Wichtigste Verhaltensregel ist, einen minimalen Abstand von 50 Metern zu den Wisenten einzuhalten. Brunner: «Wisente sind in der Regel harmlos, doch Kühe verteidigen ihre Kälber, wenn man ihnen zu nahe kommt. Es ist unglaublich, wie dumm sich gewisse Besucher verhalten.»
Und der Ranger, zu dessen Aufgaben auch die Besucher-Überwachung gehört, zeigt Bilder, auf denen Fotografen wenige Meter vor den Wisenten stehen. Er erzählt auch kopfschüttelnd von jenem Basler Porschefahrer, der versucht habe, mit seinem Sportwagen durchs Tor ins Wisent-Gehege hineinzufahren. Brunner betont: «Wenn es zu einem Angriff von einem Wisent auf einen Menschen kommt, ist das ein Killerargument gegen die Auswilderung der Tiere.»
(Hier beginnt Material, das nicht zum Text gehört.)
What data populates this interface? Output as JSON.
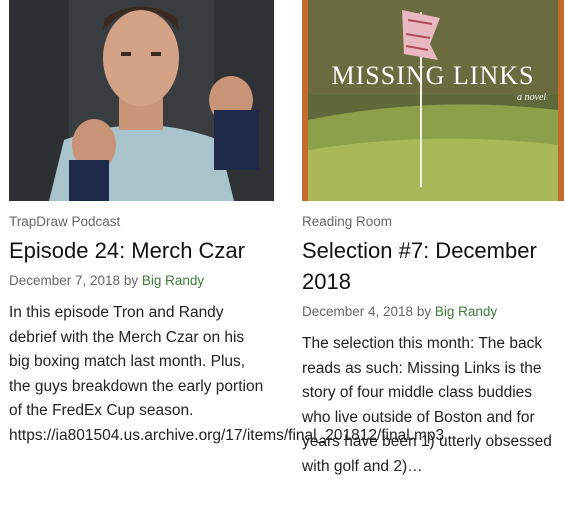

Dass sich die Büffel bis jetzt so harmlos auch gegenüber den dreistesten Annäherungen verhalten haben, hat mit ihrer Vergangenheit zu tun: Sie stammen mit Ausnahme der Kälber, die vor Ort auf die Welt kamen, aus dem Tierpark Zürich Langenberg und sind somit an Menschen gewöhnt. Der Bulle übrigens wird ausgewechselt, sobald die Jungtiere geschlechtsreif werden, um Inzucht zu vermeiden. Welcher Bulle dann nach Welschenrohr kommt, wird in Polen entschieden, wo das Zuchtbuch für ganz Europa geführt wird. Denn alle heute lebenden 8000 bis 9000 Wisente – der grössere Teil davon frei vor allem in Polen, Weissrussland, der Ukraine und Rumänien – stammten von denselben zwölf Tieren ab, welche die fast vollständige Ausrottung vor 100 Jahren überlebt hätten, erläutert Brunner.
Sofort begeistert
Wieso ist eigentlich er selber als einer von wenigen Landwirten im Thal ein überzeugter Anhänger einer Wisent-Auswilderung? «Als die Projekt-Initianten vor etlichen Jahren zu mir kamen, wusste ich nicht einmal, dass es Wisente gibt. Aber als sie ihre Ideen vorstellten, hatten sie mich nach fünf Minuten im Sack.»
Die Initianten gingen nicht aus persönlichen, sondern aus kartografischen Gründen zu Brunner. Sie wollten ihr Projekt in einem Gebiet mit möglichst wenigen Landbesitzern lancieren, weil das einfacher war. Und im Gebiet Solmatt gibt es nur deren zwei: Brunner (7 Hektaren) und die Bürgergemeinde Solothurn (der ganze Rest, inklusive Erweiterungsgebiet). Und auch diese war schnell Feuer und Flamme für das Projekt.